Many oil and water-repellent finishes are available in the market nowadays. This review paper categorizes them as fluorocarbon finishes, silicone-based water repellents, paraffin waxes, long-chain fatty acids, and nanoparticles. The most effective, unique, and durable repellents finish for textiles is perfluorinated polymer, as they can resist oil/stain, water, and soil. The silicone-based water repellents with PDMS backbone [–Si (CH3)2O–] exhibit high water repellency and softness in finished fabrics. Paraffin waxes are less air permeable and less durable to washing. The oleophobic and hydrophobic performance of non-fluorinated, biodegradables, and environment-friendly DWRs is comparable with C6- and C4-based fluoropolymers and slightly less than C8-based fluoropolymers. Long-chain fatty acids such as stearic and palmitic acids are bio-based and can be used as a hydrophobic finish. However, they lack durability; only repel water, and higher concentrations are needed for required repellency. Polymerization of long-chain fatty acids with polycarboxylic acids resulted in durable water- and oil-repellent finishes. Stain/soil repellency is not always a priority for outdoor apparel. However, non-fluorinated DWRs show little resistance to stains obtained from liquids with high to intermediate surface tension, whereas they have zero repellency from low surface tension liquids.

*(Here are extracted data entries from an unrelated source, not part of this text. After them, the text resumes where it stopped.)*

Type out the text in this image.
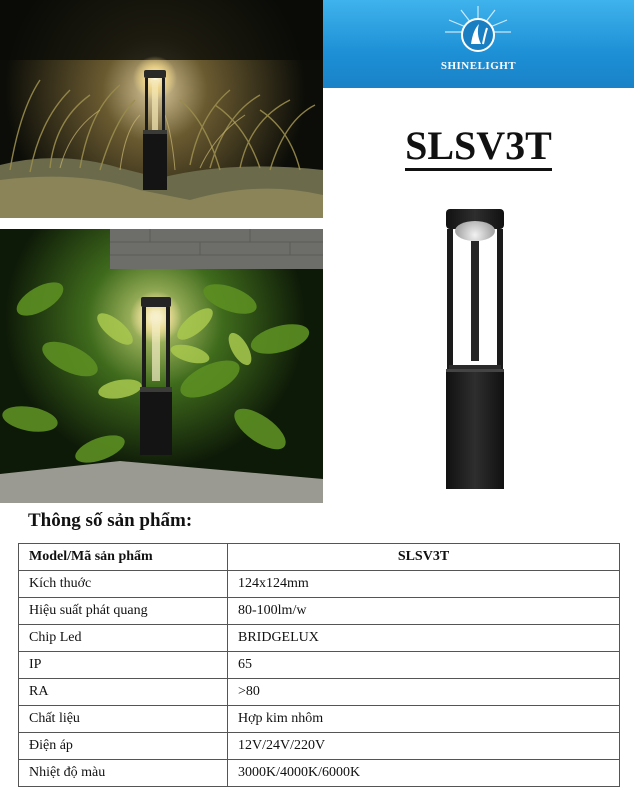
SHINELIGHT
SLSV3T
Thông số sản phẩm:
Model/Mã sản phẩm	SLSV3T
Kích thuớc	124x124mm
Hiệu suất phát quang	80-100lm/w
Chip Led	BRIDGELUX
IP	65
RA	>80
Chất liệu	Hợp kim nhôm
Điện áp	12V/24V/220V
Nhiệt độ màu	3000K/4000K/6000K
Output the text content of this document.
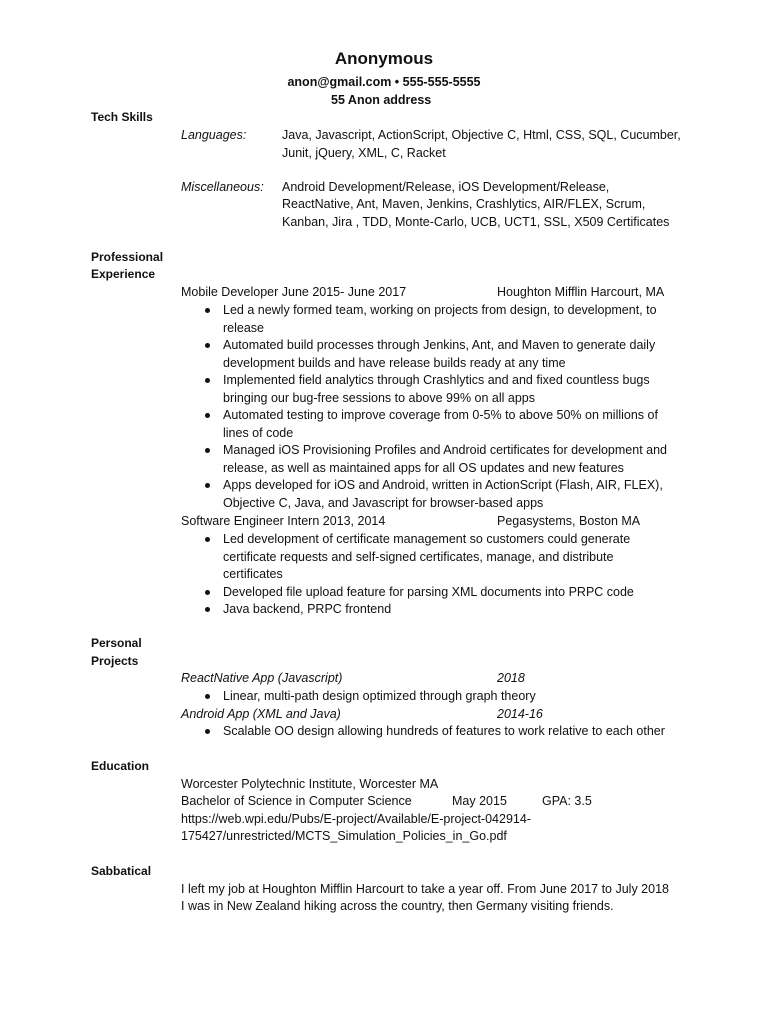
Anonymous
anon@gmail.com • 555-555-5555
55 Anon address
Tech Skills
Languages:	Java, Javascript, ActionScript, Objective C, Html, CSS, SQL, Cucumber,
Junit, jQuery, XML, C, Racket
Miscellaneous: Android Development/Release, iOS Development/Release,
ReactNative, Ant, Maven, Jenkins, Crashlytics, AIR/FLEX, Scrum,
Kanban, Jira , TDD, Monte-Carlo, UCB, UCT1, SSL, X509 Certificates
Professional
Experience
Mobile Developer June 2015- June 2017	Houghton Mifflin Harcourt, MA
Led a newly formed team, working on projects from design, to development, to
release
Automated build processes through Jenkins, Ant, and Maven to generate daily
development builds and have release builds ready at any time
Implemented field analytics through Crashlytics and and fixed countless bugs
bringing our bug-free sessions to above 99% on all apps
Automated testing to improve coverage from 0-5% to above 50% on millions of
lines of code
Managed iOS Provisioning Profiles and Android certificates for development and
release, as well as maintained apps for all OS updates and new features
Apps developed for iOS and Android, written in ActionScript (Flash, AIR, FLEX),
Objective C, Java, and Javascript for browser-based apps
Software Engineer Intern 2013, 2014	Pegasystems, Boston MA
Led development of certificate management so customers could generate
certificate requests and self-signed certificates, manage, and distribute
certificates
Developed file upload feature for parsing XML documents into PRPC code
Java backend, PRPC frontend
Personal
Projects
ReactNative App (Javascript)	2018
Linear, multi-path design optimized through graph theory
Android App (XML and Java)	2014-16
Scalable OO design allowing hundreds of features to work relative to each other
Education
Worcester Polytechnic Institute, Worcester MA
Bachelor of Science in Computer Science	May 2015	GPA: 3.5
https://web.wpi.edu/Pubs/E-project/Available/E-project-042914-
175427/unrestricted/MCTS_Simulation_Policies_in_Go.pdf
Sabbatical
I left my job at Houghton Mifflin Harcourt to take a year off. From June 2017 to July 2018
I was in New Zealand hiking across the country, then Germany visiting friends.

Developments in new DWR technologies are continued as the long-chain fluorinated polymers are being weeded out due to their environmental and health constraints. With the ambition to improve the ecology and human health, DWR finished textile products phased out fluorinated compounds completely in 2020 as they are persistent in the environment and hazardous. PFASs, highly non-biodegradable chemicals, when released into the environment, will result in nearly irreversible exposures on local (e.g., contaminated groundwater) and planetary scales. Short-chain fluorinated polymers based on hydrocarbons and silicones are improved compared to the C8-based long-chain fluoropolymers. However, these three groups of DWR substitutes are not completely concern-free. Although C6- and C4-based fluorocarbons are less persistent and bio-accumulative than C8 Fluorocarbons, they are still a threat if released into the environment. Silicone-based DWRs are also a red alert to human health, ecology, and fate endpoints. However, they are less nagging as compared to PFASs. Paraffin waxes are currently attaining market attention despite their possible hazards. Several studies confirmed that nanotechnologies have toxic effects on human health and the environment.

Sustainable practices are based on green chemistry. Principles of green chemistry will be adopted in the textile industry after knowledge of the life cycle of hazardous substances and the inefficiencies of the currently available manufacturing processes, usage, and disposal. So, green chemistry techniques are thus a win to win for the industry and society, improving cost-effectiveness and cooperation over compromise. Ethical trading, a net zero carbon footprint, zero-waste production, and healthier lifestyles are valuable benefits of adding green chemistries to the textile industry. DWRs should be further improved to achieve the required market need without disturbing nature and the environment. Based on the hazardous evaluation of DWRs, C8-based side chain perfluorinated polymer DWRs should be used only when oil/stain repellency is necessary. Otherwise, fluorine-free DWRs, particularly hydrocarbon DWRs, should be preferred for daily use where only hydrophobicity is required as they are less harmful to ecology. Silicone-based DWRs can be less lethal if residues of cyclic methyl siloxanes are further decreased. Till environmentally safe DWRs are available in the market, producers of hydrophobic garments should be careful in considering DWR, with the target to reduce the release of dangerous chemicals.